Первая
Я познакомилась с ним в Петербурге в середине нулевых. В историческом особняке шло награждение победителей местечковой премии. Белый зал с лепниной: вазы с фруктами, у ослепительной люстры – женщины с пышными грудями.
Было многолюдно. Кроме участников из короткого списка собрались члены жюри, организаторы, несколько заметных филологов, поэтов и прозаиков. Щелкал фотоаппаратом фотограф. Я подмигнула ему. Он на секунду оцепенел в полунаклоне с камерой у лица, потом сделал несколько фото. Я улыбалась изо всех сил, – результаты уже объявили, лауреатом я не стала.
На фуршете было много водки и мало закуски, и все мои знакомые и полузнакомые были увлечены беседами друг с другом, молодая аспирантка не была им интересна.
– Саша!
Я оглянулась.
– Саша Овсянникова!
Ко мне пробирался организатор и вел за собой человека. И еще до того, как он представил его, увидев седые волосы волнами, элегантный пиджак поверх футболки, всю его фигуру, плывущую в ореоле добра и света, я поняла, что это…
– Михаил Петровский, наш, так сказать, светоч. А вот наша Саша, финалист. Очень, очень перспективная девушка. Пишет по вам диссертацию.
Петровский протянул мне руку и, глядя в глаза, улыбнулся:
– Миша.
Воздух протолкнулся к губам и образовался в нелепый звук:
– Аргххххр…, – и потом хрипло, – Александра… то есть, Саша.
Не смущаясь моего взгляда, а я все еще пялилась, он взял со стола два пластиковых стаканчика с каплями, – чистых не было, – и налил в них водки. Дал мне один стаканчик:
– Ну, за ваш финал?
Мы выпили.
Водка обожгла горло, но вернула способность говорить. И я сказала:
– У меня есть ваша книжка!
Петровский вежливо улыбнулся:
– Какая?
Я мгновенно забыла название и брякнула:
– Зеленая!
– Ах, вот оно что, – он снова налил нам водки, и мы снова выпили.
Он рассеянно смотрел, как организатор обнимается с одним из победителей, похлопывает по спине, смеется.
За окном крупными хлопьями пошел снег. Филолог с мировым именем, исследователь классической и современной русской литературы. Преподает в Кембридже.

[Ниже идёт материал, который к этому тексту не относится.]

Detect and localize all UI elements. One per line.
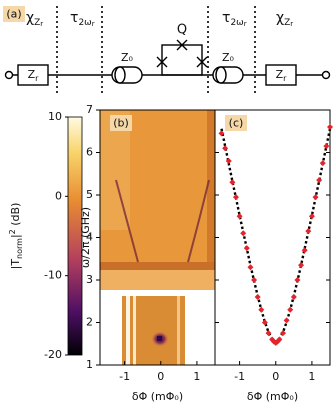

Я писала диссертацию по влиянию Петровского на течения современной филологии. Я изучила его биографию и пыталась влезть к нему в голову – как мыслит человек, задающий моду тысячам консервативных ученых? Ничто в его облике не давало ответа. Когда он обращался ко мне, на самом деле он говорил с кем-то внутри себя, я даже не была уверена, что он понял, кто я.
Мы выпили еще несколько стаканов, прежде чем я потеряла контроль. Вспышками запомнились недоуменные взгляды гостей, то, как организатор сажал меня в такси и как Петровский со мной прощался. Вежливо, конечно, вежливо.